What Is Seagrass?
Seagrass is not seaweed. It's a flowering plant — one of the very few that can live fully submerged in saltwater. Found in shallow coastal waters on every continent except Antarctica, seagrass forms dense underwater meadows that look, from above, like fields of waving green grass.
Despite covering less than 0.2% of the ocean floor, these meadows punch far above their weight in ecological importance.
Why Seagrass Meadows Matter
Carbon Capture
Seagrass meadows are extraordinary carbon sinks. They can sequester carbon up to 35 times faster than tropical rainforests, storing it in both their leaves and the sediment beneath — where it can remain locked away for millennia. This makes seagrass restoration one of the most promising nature-based climate solutions available to us.
Nursery Habitat for Marine Life
The dense canopy of seagrass provides shelter, feeding grounds, and breeding habitat for an enormous range of species. Many commercially important fish — including sea bass, mullet, and various flatfish — spend critical juvenile stages in seagrass beds. Without these nurseries, fish populations in surrounding waters decline sharply.
Water Quality
Seagrass acts as a natural filter, trapping sediment and absorbing excess nutrients from agricultural runoff and coastal development. Healthy seagrass beds are strongly associated with clearer, cleaner coastal water.
Coastal Protection
The root systems of seagrass stabilise sediment and reduce the energy of incoming waves, helping to protect coastlines from erosion — a function that becomes increasingly valuable as sea levels rise.

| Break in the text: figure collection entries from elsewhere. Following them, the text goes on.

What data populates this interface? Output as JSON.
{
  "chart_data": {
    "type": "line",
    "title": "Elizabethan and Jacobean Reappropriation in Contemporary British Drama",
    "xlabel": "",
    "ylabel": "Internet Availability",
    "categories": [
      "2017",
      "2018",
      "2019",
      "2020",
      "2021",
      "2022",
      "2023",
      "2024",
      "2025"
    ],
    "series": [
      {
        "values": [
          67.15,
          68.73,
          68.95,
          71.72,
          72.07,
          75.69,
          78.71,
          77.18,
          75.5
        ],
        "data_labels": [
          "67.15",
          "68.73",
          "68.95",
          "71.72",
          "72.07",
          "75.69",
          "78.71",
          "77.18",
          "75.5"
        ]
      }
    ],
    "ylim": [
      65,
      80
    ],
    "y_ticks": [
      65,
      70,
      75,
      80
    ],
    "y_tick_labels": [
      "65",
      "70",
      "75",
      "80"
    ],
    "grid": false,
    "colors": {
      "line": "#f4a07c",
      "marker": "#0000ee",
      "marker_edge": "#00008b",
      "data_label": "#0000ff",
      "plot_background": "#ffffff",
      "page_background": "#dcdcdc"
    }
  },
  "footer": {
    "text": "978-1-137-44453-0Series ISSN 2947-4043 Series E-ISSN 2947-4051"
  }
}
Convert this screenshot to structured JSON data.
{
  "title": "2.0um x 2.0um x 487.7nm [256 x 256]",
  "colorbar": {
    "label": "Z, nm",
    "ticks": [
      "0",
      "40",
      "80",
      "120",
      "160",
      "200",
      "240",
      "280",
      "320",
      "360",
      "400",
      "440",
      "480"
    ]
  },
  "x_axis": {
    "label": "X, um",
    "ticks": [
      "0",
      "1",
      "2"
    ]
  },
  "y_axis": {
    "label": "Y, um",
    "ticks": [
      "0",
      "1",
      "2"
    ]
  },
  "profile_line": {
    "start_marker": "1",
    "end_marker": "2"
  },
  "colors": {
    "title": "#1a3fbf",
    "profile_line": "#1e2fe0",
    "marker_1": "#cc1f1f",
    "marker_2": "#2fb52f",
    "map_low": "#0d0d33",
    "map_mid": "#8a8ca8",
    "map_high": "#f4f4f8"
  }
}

What Lives in a Seagrass Meadow?
- Seahorses: Use seagrass blades to anchor themselves with their prehensile tails
- Sea turtles: Seagrass is a primary food source for green turtles
- Dugongs and manatees: Graze extensively on seagrass and are deeply dependent on healthy meadows
- Pipefish: Masters of camouflage among the grass blades
- Wading birds: Feed on the invertebrates that live at the sediment surface
The Threats Seagrass Faces
Seagrass meadows have declined significantly over the past century. The primary culprits are:
- Water quality degradation: Nutrient pollution causes algal blooms that block sunlight, starving seagrass of the light it needs to photosynthesise.
- Physical disturbance: Boat propellers, dredging, and coastal development can destroy meadows that took decades to establish.
- Rising water temperatures: Climate change is pushing some seagrass species beyond their thermal tolerance, particularly in tropical and subtropical regions.
- Disease: Wasting disease, caused by a marine slime mould, has historically devastated large areas of seagrass in the North Atlantic.
Restoration Efforts
Encouragingly, seagrass restoration is a growing field. Projects in the UK, Australia, and the United States have demonstrated that with appropriate seed collection, improved water quality, and community involvement, meadows can be re-established in areas where they were lost. The Virginia Coast Reserve seagrass restoration programme in the USA is often cited as one of the most successful large-scale coastal habitat restoration projects in history.
How You Can Help
- Drop anchor carefully in coastal areas — use designated moorings where available
- Support organisations working on seagrass restoration and monitoring
- Reduce fertiliser and chemical runoff from gardens near waterways
- Learn to identify seagrass when snorkelling or diving — and report healthy beds to citizen science platforms
The meadows beneath the surface may be invisible from the shore, but the health of our bays depends on them. They deserve far more of our attention.